You need to include field_review_bar_tab_2_value in the SELECT list as well. I've switched the aggregate to COUNT(*) here, and included the grouped column in the SELECT.
SELECT
field_review_bar_tab_2_value AS the_most_common_string,
COUNT(*) AS `Rows`
FROM (field_data_field_review_bar_tab_2)
GROUP BY (field_review_bar_tab_2_value)
ORDER BY `Rows` DESC
LIMIT 1
You're selecting the count, not the value. I think you mean:
SELECT field_review_bar_tab_2_value
FROM field_data_field_review_bar_tab_2
GROUP BY field_review_bar_tab_2_value
ORDER BY COUNT(*) DESC
LIMIT 1
Since you're already grouping by the value in question, you can just do COUNT(*)...

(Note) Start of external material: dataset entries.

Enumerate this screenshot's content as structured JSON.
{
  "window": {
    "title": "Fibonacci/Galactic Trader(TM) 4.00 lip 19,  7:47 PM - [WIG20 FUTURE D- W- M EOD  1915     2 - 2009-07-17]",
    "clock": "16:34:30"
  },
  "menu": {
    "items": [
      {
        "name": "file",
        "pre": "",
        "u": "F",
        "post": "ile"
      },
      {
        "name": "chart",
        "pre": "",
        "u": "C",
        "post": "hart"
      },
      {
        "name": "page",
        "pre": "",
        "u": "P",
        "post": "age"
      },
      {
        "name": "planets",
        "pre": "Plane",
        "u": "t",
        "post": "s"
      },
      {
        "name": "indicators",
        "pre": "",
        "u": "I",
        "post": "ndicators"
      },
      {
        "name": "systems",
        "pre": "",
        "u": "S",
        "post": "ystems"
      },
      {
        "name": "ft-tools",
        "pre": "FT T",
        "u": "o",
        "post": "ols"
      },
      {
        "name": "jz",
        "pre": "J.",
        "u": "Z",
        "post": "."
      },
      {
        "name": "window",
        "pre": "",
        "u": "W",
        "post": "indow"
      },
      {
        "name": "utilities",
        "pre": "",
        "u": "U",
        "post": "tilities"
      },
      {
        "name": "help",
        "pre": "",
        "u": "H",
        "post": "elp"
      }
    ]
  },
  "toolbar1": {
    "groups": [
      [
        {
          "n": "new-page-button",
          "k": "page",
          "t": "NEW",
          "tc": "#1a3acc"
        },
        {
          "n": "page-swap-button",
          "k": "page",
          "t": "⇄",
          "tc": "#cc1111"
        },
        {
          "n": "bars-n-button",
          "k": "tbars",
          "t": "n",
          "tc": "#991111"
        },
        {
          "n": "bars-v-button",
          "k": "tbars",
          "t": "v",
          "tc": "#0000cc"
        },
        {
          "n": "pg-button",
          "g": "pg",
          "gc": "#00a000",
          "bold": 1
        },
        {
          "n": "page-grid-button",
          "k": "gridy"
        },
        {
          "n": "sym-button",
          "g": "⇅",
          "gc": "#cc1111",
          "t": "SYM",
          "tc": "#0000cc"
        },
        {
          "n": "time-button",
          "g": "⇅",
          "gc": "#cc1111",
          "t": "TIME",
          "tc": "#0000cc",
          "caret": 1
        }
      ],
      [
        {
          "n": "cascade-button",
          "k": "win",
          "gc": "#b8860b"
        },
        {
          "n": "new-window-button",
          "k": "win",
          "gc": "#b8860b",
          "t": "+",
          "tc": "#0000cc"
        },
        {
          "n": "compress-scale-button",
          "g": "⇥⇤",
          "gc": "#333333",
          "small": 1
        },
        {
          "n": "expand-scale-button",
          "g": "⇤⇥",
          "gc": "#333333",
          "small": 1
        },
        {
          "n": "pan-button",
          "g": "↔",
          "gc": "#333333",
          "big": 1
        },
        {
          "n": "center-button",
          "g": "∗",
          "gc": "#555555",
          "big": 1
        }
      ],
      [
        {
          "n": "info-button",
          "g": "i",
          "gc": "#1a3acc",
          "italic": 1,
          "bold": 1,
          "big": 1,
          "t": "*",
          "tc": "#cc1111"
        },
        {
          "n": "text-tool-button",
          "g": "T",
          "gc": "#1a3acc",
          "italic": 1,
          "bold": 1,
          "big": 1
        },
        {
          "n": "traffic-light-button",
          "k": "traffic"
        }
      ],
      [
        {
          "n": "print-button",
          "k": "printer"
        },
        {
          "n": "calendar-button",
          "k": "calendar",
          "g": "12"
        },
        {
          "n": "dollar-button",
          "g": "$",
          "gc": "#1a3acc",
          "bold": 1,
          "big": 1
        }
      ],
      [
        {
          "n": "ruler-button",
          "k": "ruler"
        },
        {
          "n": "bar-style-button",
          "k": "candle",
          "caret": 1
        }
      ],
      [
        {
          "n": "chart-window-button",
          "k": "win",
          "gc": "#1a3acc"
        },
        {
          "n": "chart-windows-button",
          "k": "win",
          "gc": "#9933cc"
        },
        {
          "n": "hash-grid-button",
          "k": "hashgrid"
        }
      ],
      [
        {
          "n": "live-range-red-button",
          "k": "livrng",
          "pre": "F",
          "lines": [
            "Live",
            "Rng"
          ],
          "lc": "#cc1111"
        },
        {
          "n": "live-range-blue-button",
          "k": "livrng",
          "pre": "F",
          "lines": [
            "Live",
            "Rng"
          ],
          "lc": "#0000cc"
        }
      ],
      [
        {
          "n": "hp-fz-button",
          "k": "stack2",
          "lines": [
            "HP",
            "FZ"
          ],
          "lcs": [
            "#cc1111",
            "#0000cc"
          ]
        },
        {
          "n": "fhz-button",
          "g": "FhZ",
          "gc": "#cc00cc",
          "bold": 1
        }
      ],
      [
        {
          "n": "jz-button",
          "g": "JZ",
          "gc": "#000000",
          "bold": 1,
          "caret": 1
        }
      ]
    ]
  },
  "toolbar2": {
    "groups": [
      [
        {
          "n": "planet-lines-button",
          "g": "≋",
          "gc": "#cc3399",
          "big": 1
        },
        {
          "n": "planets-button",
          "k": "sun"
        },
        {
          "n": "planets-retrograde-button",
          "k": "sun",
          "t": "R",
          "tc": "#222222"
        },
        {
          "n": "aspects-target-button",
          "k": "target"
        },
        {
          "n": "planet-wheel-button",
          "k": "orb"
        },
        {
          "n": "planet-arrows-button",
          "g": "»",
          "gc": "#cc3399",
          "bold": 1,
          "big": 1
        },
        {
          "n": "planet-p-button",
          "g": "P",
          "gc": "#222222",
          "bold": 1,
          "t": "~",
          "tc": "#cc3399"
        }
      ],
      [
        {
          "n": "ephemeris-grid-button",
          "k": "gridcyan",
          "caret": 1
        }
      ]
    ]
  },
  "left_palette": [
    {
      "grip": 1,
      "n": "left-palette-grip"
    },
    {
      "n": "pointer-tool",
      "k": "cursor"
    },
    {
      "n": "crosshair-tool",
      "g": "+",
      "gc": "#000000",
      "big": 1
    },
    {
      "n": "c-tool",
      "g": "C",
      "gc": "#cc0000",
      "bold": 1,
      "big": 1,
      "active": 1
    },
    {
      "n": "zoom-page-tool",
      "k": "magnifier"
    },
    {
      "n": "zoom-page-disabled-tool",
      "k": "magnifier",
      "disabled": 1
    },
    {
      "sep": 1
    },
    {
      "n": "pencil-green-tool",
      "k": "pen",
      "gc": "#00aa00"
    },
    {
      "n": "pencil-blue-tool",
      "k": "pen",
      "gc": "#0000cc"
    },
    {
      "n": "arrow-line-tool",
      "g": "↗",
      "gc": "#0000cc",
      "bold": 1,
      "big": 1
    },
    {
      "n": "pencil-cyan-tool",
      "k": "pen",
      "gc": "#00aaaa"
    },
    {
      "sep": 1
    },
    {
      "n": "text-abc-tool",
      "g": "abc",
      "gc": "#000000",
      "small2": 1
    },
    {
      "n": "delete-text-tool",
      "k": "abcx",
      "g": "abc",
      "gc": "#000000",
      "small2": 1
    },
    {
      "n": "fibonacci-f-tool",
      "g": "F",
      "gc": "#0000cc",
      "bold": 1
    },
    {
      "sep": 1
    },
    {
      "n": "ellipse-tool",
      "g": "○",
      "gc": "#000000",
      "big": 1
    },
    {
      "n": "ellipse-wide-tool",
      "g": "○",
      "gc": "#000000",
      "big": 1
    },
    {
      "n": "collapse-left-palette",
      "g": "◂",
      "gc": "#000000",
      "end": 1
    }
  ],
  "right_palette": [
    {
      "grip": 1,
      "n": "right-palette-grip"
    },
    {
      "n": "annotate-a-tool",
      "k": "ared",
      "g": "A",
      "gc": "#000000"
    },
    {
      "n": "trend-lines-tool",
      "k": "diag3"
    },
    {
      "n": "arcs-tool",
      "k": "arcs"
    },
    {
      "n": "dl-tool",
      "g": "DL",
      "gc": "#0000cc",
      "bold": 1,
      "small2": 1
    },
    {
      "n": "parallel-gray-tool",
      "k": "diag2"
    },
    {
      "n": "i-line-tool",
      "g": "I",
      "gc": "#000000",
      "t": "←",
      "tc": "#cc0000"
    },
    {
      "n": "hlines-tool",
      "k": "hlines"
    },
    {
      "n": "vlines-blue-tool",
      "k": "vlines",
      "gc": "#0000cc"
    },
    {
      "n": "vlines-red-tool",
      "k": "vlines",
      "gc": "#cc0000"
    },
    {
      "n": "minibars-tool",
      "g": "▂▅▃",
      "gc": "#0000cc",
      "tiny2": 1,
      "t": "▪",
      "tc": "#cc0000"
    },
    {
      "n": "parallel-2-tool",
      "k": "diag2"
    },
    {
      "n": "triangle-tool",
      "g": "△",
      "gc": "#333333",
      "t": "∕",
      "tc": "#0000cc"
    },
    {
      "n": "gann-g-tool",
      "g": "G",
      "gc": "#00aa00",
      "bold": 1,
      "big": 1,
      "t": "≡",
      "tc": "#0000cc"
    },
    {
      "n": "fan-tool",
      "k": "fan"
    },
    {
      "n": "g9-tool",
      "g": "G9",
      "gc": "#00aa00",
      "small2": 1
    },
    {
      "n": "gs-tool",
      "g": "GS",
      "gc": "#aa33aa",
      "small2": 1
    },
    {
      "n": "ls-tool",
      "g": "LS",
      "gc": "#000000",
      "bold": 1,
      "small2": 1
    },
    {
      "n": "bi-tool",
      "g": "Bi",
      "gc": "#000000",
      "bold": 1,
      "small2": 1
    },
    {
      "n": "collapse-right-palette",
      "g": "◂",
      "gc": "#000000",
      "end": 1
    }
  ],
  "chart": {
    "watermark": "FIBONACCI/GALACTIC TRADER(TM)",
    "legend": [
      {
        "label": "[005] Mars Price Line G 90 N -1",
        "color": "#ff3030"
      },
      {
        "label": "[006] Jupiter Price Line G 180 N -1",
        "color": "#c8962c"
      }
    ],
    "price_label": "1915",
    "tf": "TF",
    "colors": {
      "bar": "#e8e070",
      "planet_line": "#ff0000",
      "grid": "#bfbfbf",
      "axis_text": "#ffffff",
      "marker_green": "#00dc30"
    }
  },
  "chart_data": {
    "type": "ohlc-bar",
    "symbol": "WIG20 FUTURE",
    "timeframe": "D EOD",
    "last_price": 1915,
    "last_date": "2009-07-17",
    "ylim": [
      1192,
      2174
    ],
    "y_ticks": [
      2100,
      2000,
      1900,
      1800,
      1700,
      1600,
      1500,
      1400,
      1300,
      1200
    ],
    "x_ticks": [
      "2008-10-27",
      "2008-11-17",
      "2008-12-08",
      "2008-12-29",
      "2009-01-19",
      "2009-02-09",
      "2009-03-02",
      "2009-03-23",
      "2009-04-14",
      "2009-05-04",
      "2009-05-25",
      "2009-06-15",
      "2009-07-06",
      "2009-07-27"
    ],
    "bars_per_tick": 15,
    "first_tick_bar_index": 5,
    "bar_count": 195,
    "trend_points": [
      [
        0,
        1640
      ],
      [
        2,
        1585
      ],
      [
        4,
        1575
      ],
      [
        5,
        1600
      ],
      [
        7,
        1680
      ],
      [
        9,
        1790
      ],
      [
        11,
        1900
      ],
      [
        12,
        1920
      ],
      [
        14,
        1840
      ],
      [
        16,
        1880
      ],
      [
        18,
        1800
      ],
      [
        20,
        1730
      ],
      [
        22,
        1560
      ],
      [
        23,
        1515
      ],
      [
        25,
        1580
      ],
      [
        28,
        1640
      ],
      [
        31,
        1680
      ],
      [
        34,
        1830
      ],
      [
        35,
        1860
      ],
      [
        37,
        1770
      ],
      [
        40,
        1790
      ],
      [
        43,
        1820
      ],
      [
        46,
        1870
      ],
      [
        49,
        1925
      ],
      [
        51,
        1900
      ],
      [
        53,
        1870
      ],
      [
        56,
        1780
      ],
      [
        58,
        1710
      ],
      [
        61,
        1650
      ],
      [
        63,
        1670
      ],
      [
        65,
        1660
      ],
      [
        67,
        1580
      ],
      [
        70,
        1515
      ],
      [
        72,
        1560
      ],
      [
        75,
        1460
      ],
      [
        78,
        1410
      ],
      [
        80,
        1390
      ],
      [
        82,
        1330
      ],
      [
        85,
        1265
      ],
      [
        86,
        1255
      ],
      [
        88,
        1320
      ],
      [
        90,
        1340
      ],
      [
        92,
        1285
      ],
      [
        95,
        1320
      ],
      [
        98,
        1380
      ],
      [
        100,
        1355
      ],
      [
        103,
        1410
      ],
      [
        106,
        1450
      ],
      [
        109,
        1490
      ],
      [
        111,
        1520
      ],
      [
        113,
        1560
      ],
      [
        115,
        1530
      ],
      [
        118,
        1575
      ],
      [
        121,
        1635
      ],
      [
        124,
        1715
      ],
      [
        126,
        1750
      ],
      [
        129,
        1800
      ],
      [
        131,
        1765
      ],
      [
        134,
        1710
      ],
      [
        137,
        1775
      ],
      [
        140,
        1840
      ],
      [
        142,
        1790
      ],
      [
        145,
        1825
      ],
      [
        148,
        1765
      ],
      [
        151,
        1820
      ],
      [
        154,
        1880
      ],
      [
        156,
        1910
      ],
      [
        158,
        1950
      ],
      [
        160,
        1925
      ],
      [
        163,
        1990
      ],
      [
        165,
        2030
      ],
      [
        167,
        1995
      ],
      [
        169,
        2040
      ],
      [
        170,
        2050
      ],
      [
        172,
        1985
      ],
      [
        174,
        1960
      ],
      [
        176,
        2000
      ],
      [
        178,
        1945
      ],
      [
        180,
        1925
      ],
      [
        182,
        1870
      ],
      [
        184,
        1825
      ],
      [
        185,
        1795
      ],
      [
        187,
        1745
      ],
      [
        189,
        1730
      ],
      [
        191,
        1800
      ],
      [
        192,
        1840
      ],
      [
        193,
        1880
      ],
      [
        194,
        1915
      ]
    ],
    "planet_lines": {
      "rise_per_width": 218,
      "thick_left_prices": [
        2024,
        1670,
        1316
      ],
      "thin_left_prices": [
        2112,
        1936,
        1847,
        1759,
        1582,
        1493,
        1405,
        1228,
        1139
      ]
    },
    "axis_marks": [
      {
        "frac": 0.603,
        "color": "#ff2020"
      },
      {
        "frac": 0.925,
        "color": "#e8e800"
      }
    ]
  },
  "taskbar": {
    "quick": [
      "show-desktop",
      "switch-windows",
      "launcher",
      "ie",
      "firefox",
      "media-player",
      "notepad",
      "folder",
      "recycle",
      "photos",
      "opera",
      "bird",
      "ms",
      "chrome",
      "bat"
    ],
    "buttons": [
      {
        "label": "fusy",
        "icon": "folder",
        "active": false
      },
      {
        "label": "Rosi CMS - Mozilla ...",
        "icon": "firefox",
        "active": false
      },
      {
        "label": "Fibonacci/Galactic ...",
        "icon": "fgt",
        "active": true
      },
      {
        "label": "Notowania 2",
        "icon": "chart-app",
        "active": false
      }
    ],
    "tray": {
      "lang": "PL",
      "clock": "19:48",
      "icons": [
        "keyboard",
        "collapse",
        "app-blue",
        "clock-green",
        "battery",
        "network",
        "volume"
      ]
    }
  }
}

You will need to modify your query to return the field itself. Currently the query is only returning the COUNT because that's what is indicated in your select statement. Modify it as follows:
SELECT field_review_bar_tab_2_value AS `MostCommonString`, COUNT(field_review_bar_tab_2_value) AS `Rows`
FROM (field_data_field_review_bar_tab_2)
GROUP BY (field_review_bar_tab_2_value)
ORDER BY `Rows` DESC
LIMIT 1